The Welsh council of Bridgend County Borough has been awarded £6.5mn from the European Union to transform an old coal mine into a geothermal energy source.
The investment will be used on the former Caerau colliery near Maesteg in the south of Wales, in a bid to supply 150 homes, a church, and a school with energy.
The EU will cover almost 70% of the project cost with the £6.5mn investment, with the remaining £2.9mn coming from the UK government, the Bridgend County Borough Council, and Energy Systems Catapult.
“Our ambition is for our nation to be a world leader in pioneering low carbon energy. This is a cutting-edge model of generating a clean source of renewable energy, drawing on the legacy of our coal mining heritage,” said Lesley Griffiths, Cabinet Secretary for Energy, Planning, and Rural Affairs.

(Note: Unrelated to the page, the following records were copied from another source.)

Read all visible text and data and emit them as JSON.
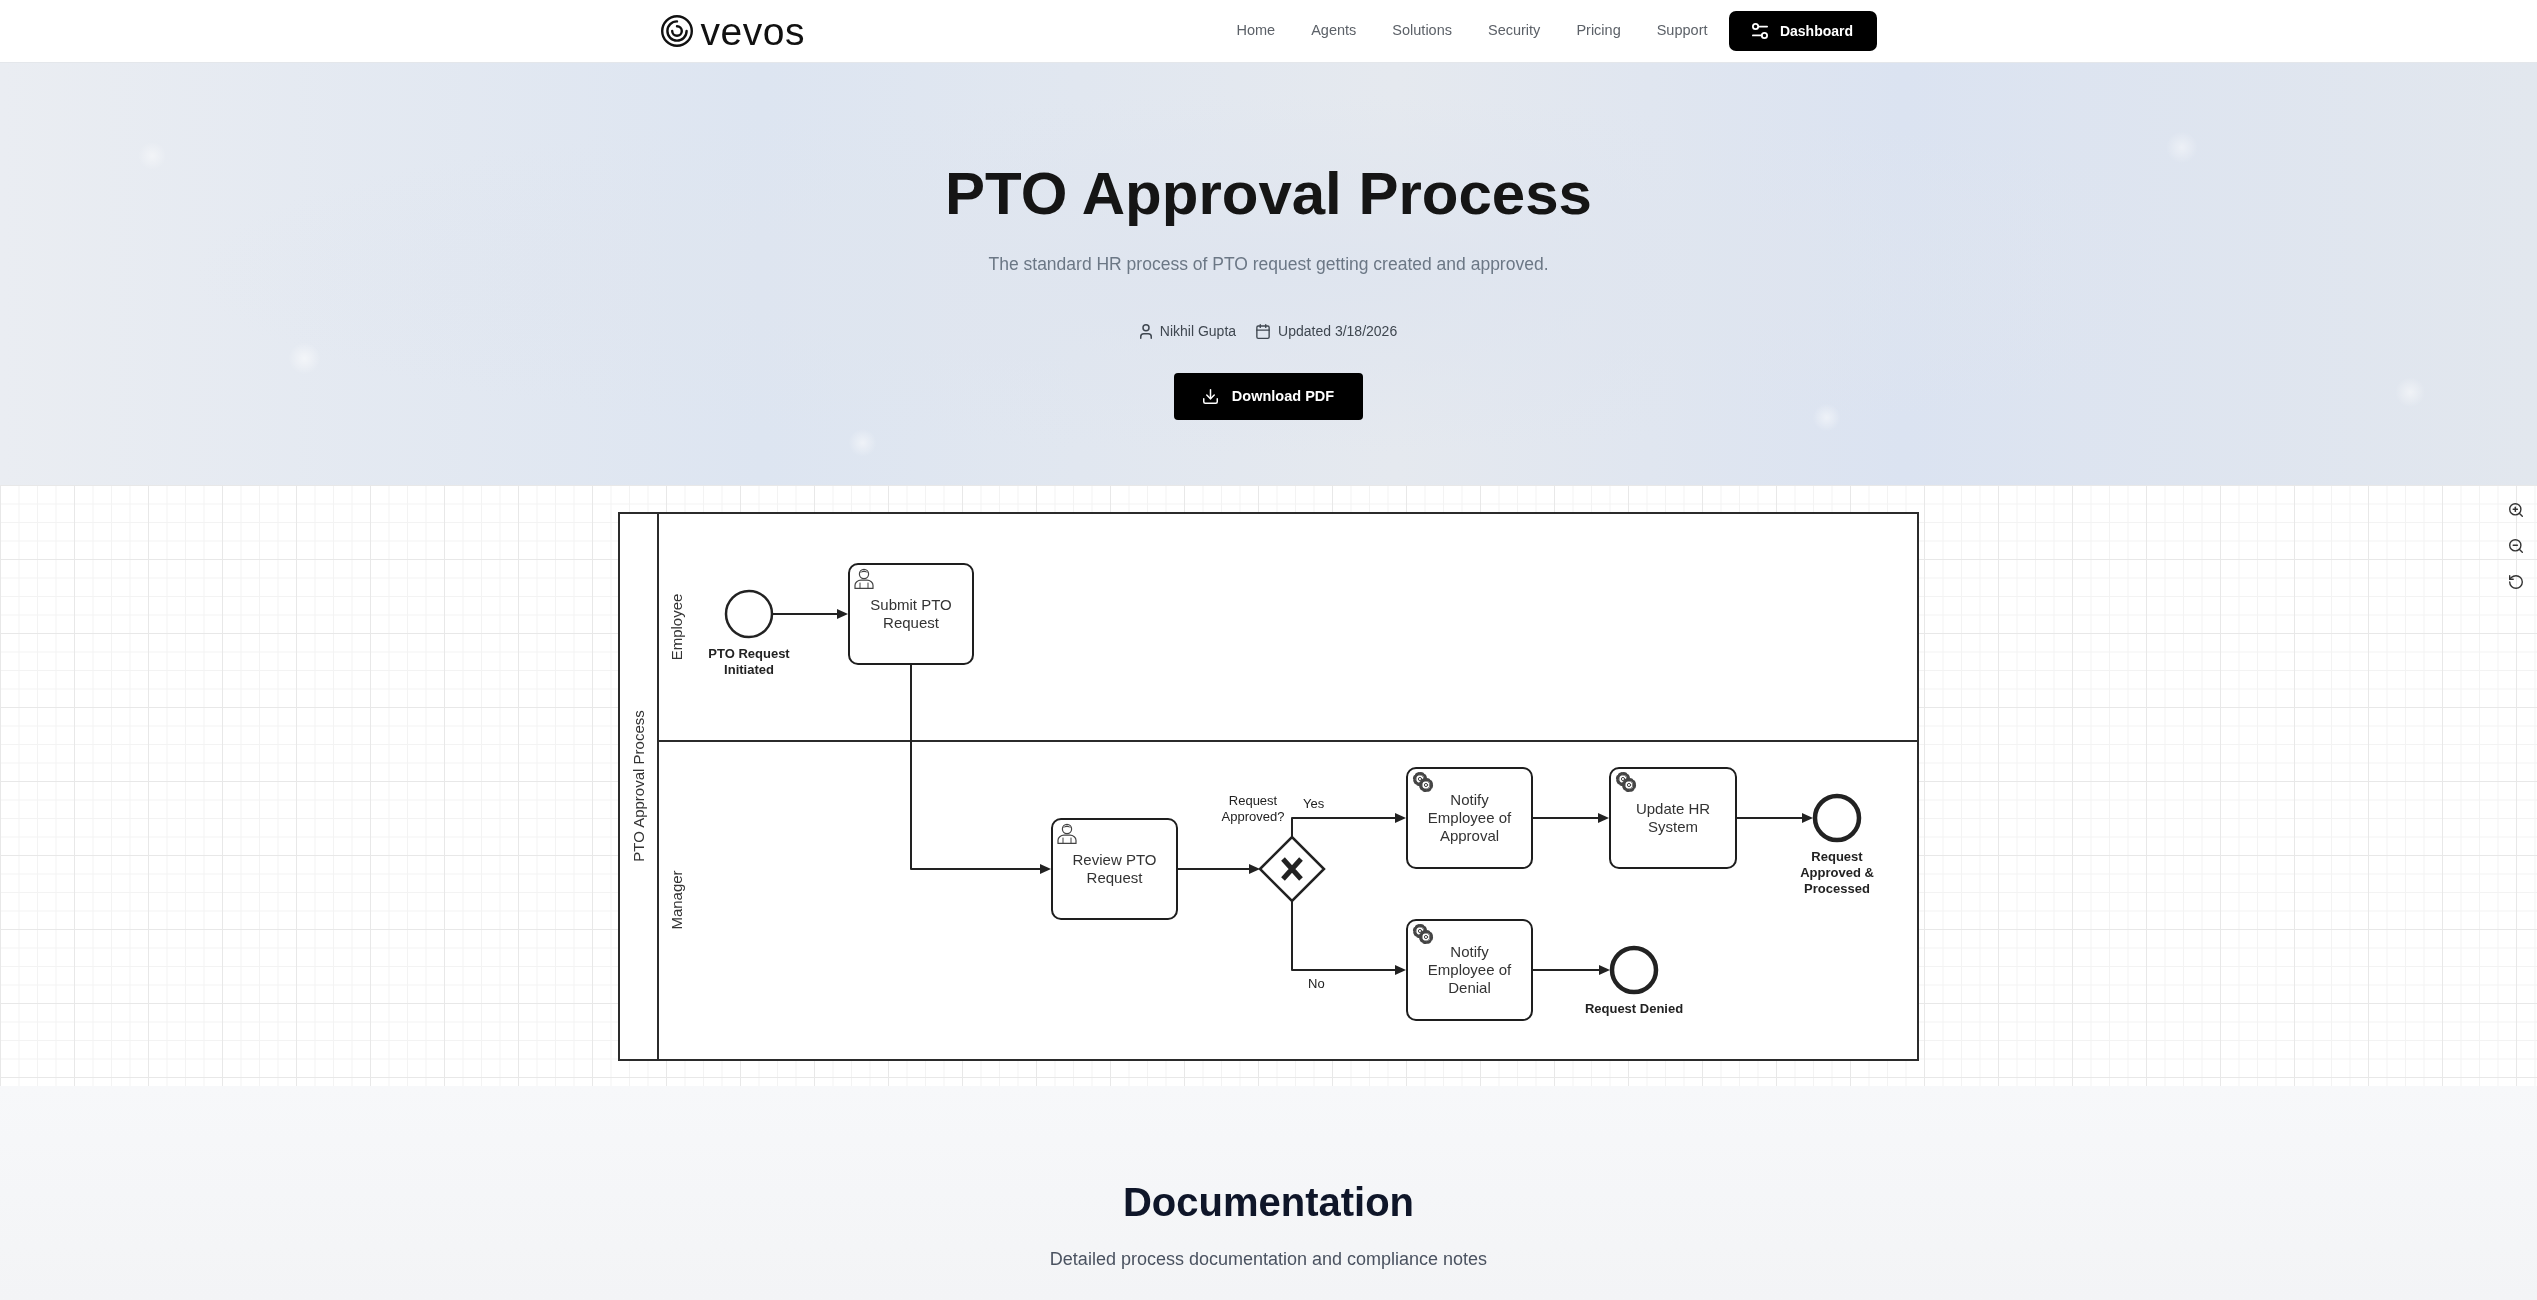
{
  "navbar": {
    "logo_text": "vevos",
    "links": [
      "Home",
      "Agents",
      "Solutions",
      "Security",
      "Pricing",
      "Support"
    ],
    "dashboard_button": "Dashboard"
  },
  "hero": {
    "title": "PTO Approval Process",
    "subtitle": "The standard HR process of PTO request getting created and approved.",
    "author": "Nikhil Gupta",
    "updated": "Updated 3/18/2026",
    "download_button": "Download PDF"
  },
  "diagram": {
    "pool_label": "PTO Approval Process",
    "lanes": [
      "Employee",
      "Manager"
    ],
    "nodes": [
      {
        "kind": "start_event",
        "label": "PTO Request Initiated"
      },
      {
        "kind": "user_task",
        "label": "Submit PTO Request"
      },
      {
        "kind": "user_task",
        "label": "Review PTO Request"
      },
      {
        "kind": "gateway",
        "label": "Request Approved?",
        "branch_labels": [
          "Yes",
          "No"
        ]
      },
      {
        "kind": "service_task",
        "label": "Notify Employee of Approval"
      },
      {
        "kind": "service_task",
        "label": "Update HR System"
      },
      {
        "kind": "end_event",
        "label": "Request Approved & Processed"
      },
      {
        "kind": "service_task",
        "label": "Notify Employee of Denial"
      },
      {
        "kind": "end_event",
        "label": "Request Denied"
      }
    ],
    "zoom_controls": [
      {
        "kind": "zoom_in"
      },
      {
        "kind": "zoom_out"
      },
      {
        "kind": "reset"
      }
    ]
  },
  "documentation": {
    "title": "Documentation",
    "subtitle": "Detailed process documentation and compliance notes"
  }
}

“It will not only attract further investment to the area, but also address fuel poverty by cutting energy bills and has the potential to be rolled out to Wales and beyond.”
“This EU-funded scheme will also create jobs both within the initial construction period and the ongoing supply chain, as well as offering training and educational opportunities in a very innovative area.”
Water from the former coal mine has been heated by the earth, and so the first priority of the project is to research how to extracted the heated water.
The council plan to use heat pump technology and a network of pipes, and if the research is successful, the construction will begin in 2020, and could be expanded to cover up to 1,000 homes.